Canker sores are not contagious. To prevent them, you should maintain a healthy diet, keep up with oral hygiene, and minimize stress.6

Are Cold Sores Contagious?

Yes, cold sores are very contagious. Cold sores are contagious even if you cannot physically see the sores.2

In fact, about 80 percent of HSV-1 cold sore infections have little to no signs or symptoms.2

Cold sores can spread from person to person via close contact. For example, kissing and sharing drinks can spread them.2

You can also spread type 2 herpes simplex, genital herpes, through oral sex.2

When to See a Doctor

Visit your doctor if you get cold sores frequently or have intense outbreaks. You should also reach out to your doctor if your cold sores don't heal within two weeks.

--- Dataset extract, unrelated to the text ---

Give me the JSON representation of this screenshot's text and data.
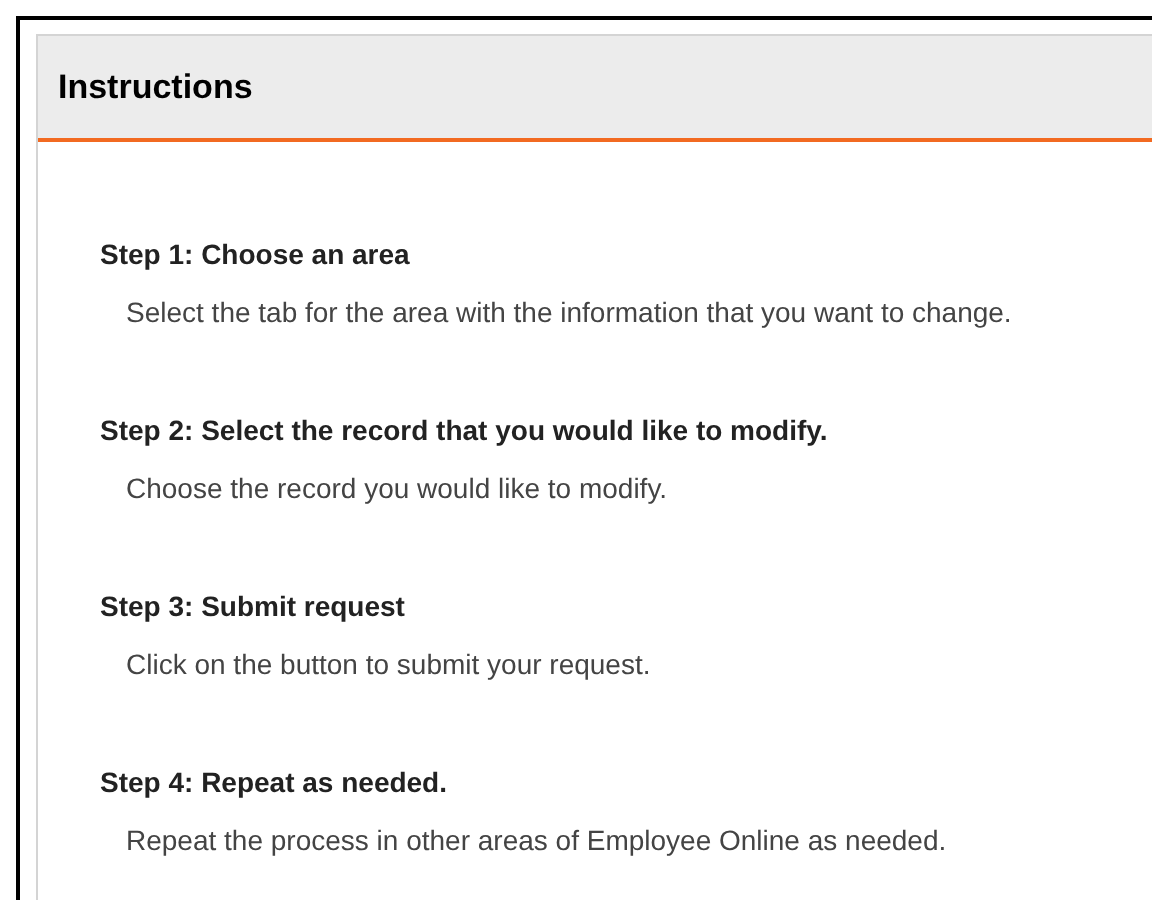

Unfortunately, there are no cures for cold sores. However, your doctor can prescribe medications and recommend home remedies to reduce discomfort.

Treatment Options for Cold Sores

While you cannot cure the herpes simplex virus type 1 (or type 2), you can make outbreaks more manageable. Some treatment options for cold sores include:3, 4

  • Prescription antiviral pills
  • Prescription antiviral creams
  • Over-the-counter pain medications to manage the symptoms
  • Fever reducers
  • Pain relievers for headaches and muscle pain

How to Prevent & Manage Cold Sores

To prevent cold sores, don’t come into close contact with anyone who exhibits symptoms. Also, don’t kiss or share drinks with someone who shows signs of a cold sore. 3

You should avoid sharing all items that touch your mouth.3

  • Chapstick
  • Lipstick
  • Lip gloss
  • Other makeups
  • Cups
  • Dishes
  • Forks, spoons, and other utensils
  • Towels
  • Wipes

Don’t engage in unprotected oral sex with someone who shows signs of the herpes simplex virus. While you can't always see the signs, you can always use protection.

You should also do your best to stay healthy. A weakened immune system will be more susceptible to viral infections like the cold sore virus.3

The above medications, like cold sore creams, can help you treat cold sores to better manage outbreaks.

What is the Outlook for Cold Sores?

Cold sores are incurable. And over half the population lives with them.

However, cold sores are a common and easily manageable viral infection. Talk to your doctor about treatment options.